La cita que inicia la novela, a cargo de otra grande que ahonda también en la llamada literatura de sentimientos (cuál no lo es) Natalia Ginzburg (no dejen escapar su libro Las pequeñas virtudes), creo que deja claro las intenciones de la autora respecto a su texto: Cuando he escrito novelas siempre he tenido la sensación de encontrarme en las manos con añicos de espejo, y sin embargo conservaba la esperanza de acabar por recomponer el espejo entero. No lo logré nunca, y a medida que he seguido escribiendo, más se ha ido alejando la esperanza. Esta vez, ya desde el principio no esperaba nada. El espejo estaba roto y sabía que pegar los fragmentos era imposible.

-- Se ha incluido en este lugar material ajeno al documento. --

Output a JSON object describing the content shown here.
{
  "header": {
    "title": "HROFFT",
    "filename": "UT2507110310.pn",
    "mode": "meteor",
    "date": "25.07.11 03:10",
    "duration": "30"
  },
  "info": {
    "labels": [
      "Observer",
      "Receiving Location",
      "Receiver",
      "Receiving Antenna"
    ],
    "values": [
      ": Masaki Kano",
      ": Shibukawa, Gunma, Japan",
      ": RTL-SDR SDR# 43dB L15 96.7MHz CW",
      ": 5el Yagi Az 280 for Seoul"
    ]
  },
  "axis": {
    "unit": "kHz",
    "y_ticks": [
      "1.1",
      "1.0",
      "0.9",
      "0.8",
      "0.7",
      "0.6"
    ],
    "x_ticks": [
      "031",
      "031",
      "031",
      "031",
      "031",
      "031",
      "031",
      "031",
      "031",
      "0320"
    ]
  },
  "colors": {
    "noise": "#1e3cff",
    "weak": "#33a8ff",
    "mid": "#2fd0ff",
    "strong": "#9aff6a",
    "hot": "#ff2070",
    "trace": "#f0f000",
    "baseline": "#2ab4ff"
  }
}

Que nunca iba a alcanzar el don de tener ante mí un espejo entero.
Pero quizá con lo que me siento más hermanado en este singular texto, tiene que ver con esa necesidad de seguir intentando explicarse, entender, ofrecer sentido al hecho de estar vivo, utilizando todos los resortes que están en nuestras manos: Siempre me ha gustado tumbarme mirando al techo, es mi preparación para soñar, para calmarme o para decidir cualquier cosa. Y cuanto más espacio medie entre los ojos y la tapia contra la que se estrellan, más libre es el viaje del pensamiento, más sorpresas puede dar, escribe Martín-Gaite.
No vendría mal que ese espacio que media entre nosotros y la barrera azul fuera de nubes.